Barbara Niehaus (Vorsitz), Hannes Roggelin (Stellvertretung), Rainer Boosmann, Bastian Strahlmann

Es ist die Aufgabe dieses Ausschusses, das, was in unserer Gemeinde geschieht, daraufhin zu befragen, ob es dem entspricht, was sie eigentlich sein will. Wir vom Gemeindeausschuss sind damit so etwas wie eine „Kontrollinstanz“. Drückt sich in der Art, wie wir in unserer Gemeinde den Glauben an Gott leben, aus, dass er uns bedingungslos annimmt? Ist in unseren Gottesdiensten spürbar, dass wir uns als Pilger/-innen verstehen? Machen unsere Projekte wie Treffpunkt Suppenküche und „Stall“ für Andere erfahrbar, dass wir mit ihnen zusammen Kirche sein wollen? Wie steht es überhaupt um unser „Leitbild“ als Gemeinde? Sind wir wirklich offen und einladend für die, die Gott uns anvertraut? Und welches ist die Aufgabe, die Gott uns an diesem Ort zu dieser Zeit gibt?

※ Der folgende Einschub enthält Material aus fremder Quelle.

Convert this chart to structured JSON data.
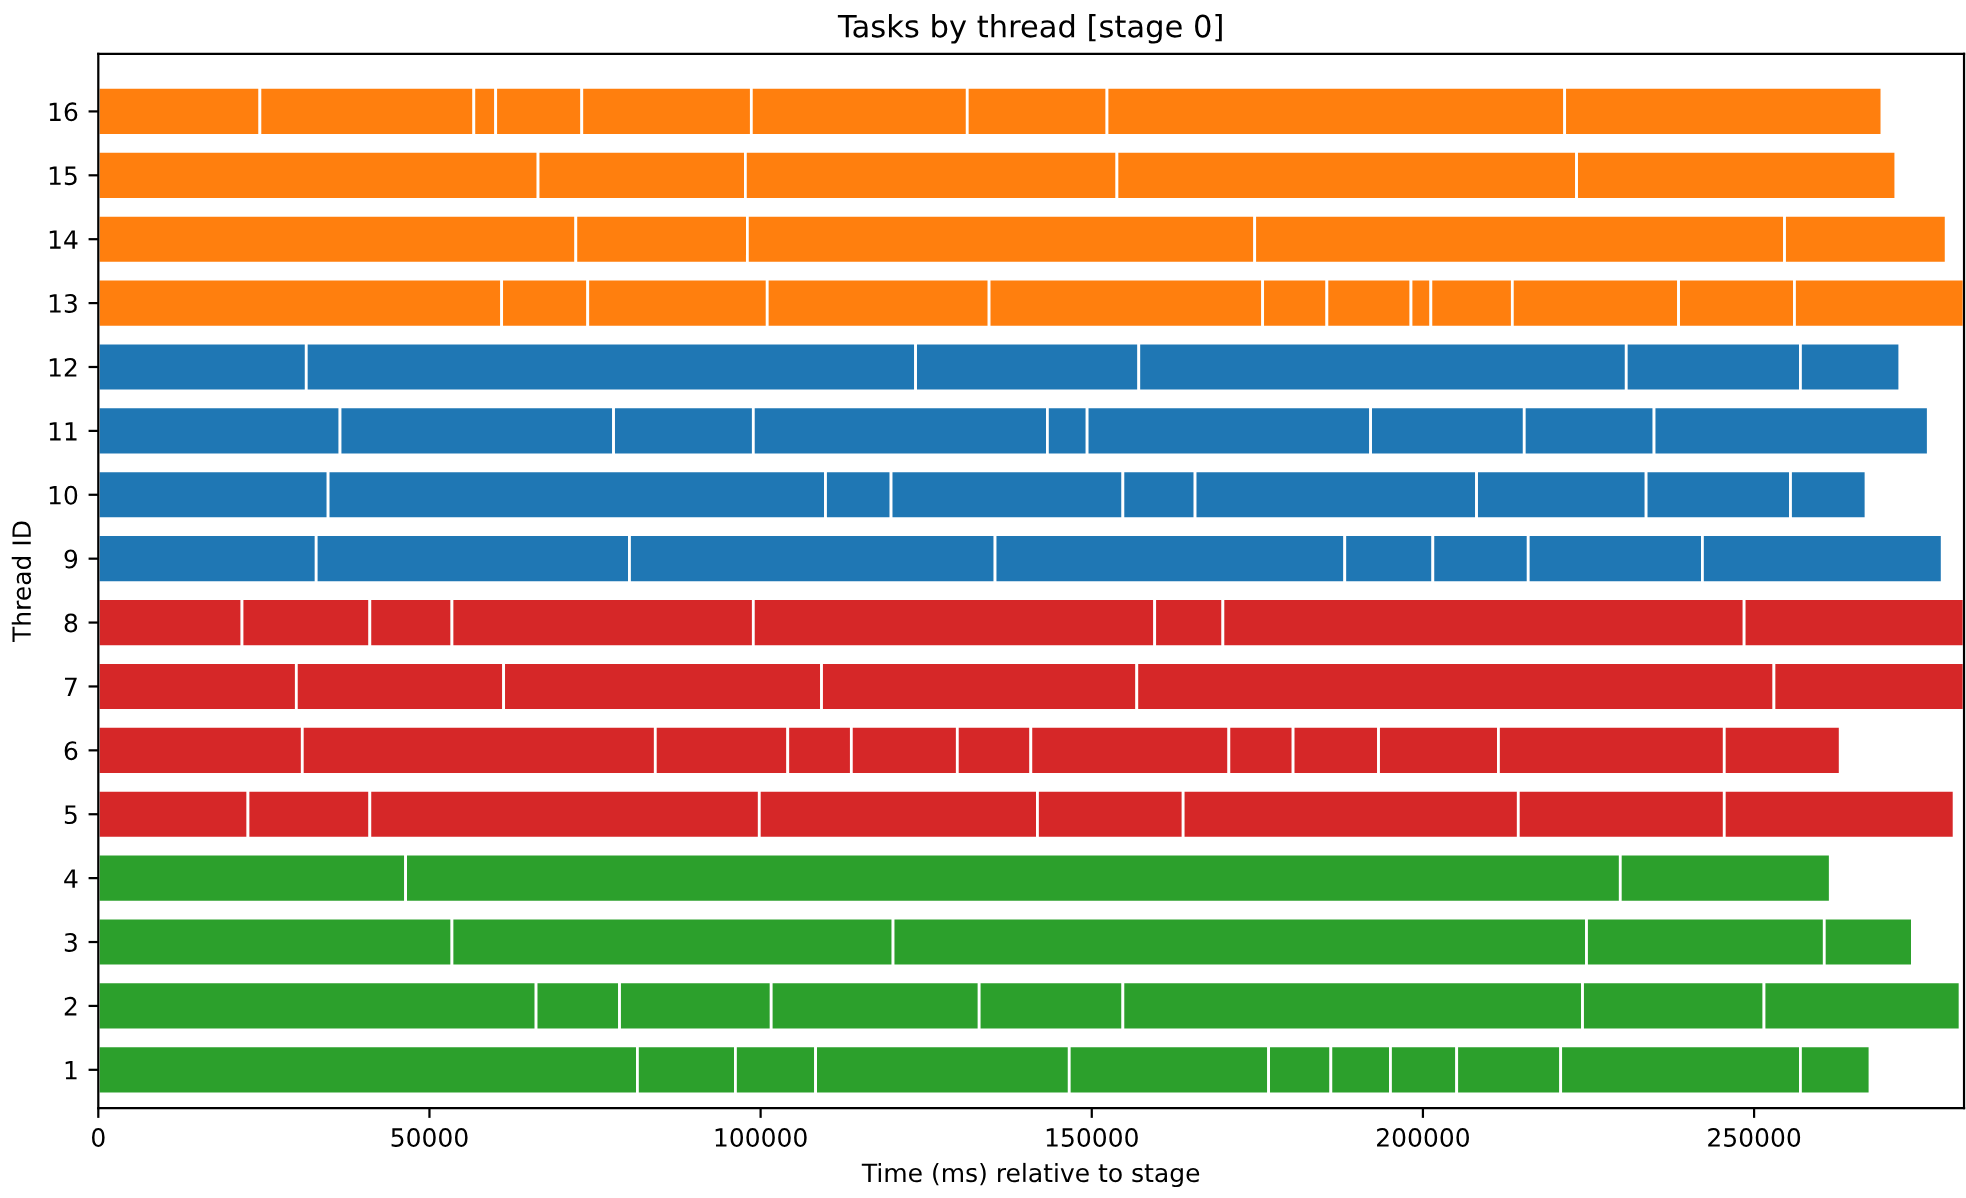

Diese und ähnliche Fragen beschäftigen den Gemeindeausschuss. Selbstverständlich ist das „Wir“ der Fragen so gemeint, dass wir Mitglieder uns einbeziehen. Der Gemeindeausschuss steht ja nicht über dem, was in der Gemeinde geschieht, was dort erfahrbar ist oder von ihr in der Öffentlichkeit geäußert wird.

Anstöße für unsere Arbeit können sowohl „Arbeitsaufträge“ des Kirchengemeinderates sein als auch selbst gewählte Themen. Als „Ergebnis“ kann der Ausschuss dann eine Beschlussvorlage für den Kirchengemeinderat erarbeiten, Thesen zur weiteren Diskussion in den Kirchengemeinderat geben oder selber Anregungen formulieren.

In den vergangenen Monaten kreisten unsere Gedanken vor allem um das Abendmahl, wie es in unseren Gottesdiensten gefeiert wird. Das ist ein schwieriges und vielfältiges Thema. Es berührt sehr stark den eigenen Glauben und die eigenen Erfahrungen mit Gottesdiensten, und es kann sich nicht nur auf die Diskussion beschränken, ob Saft den Wein ersetzen soll. In den kommenden Monaten werden wir Sie über unsere Diskussion zu diesem Thema ausführlicher informieren.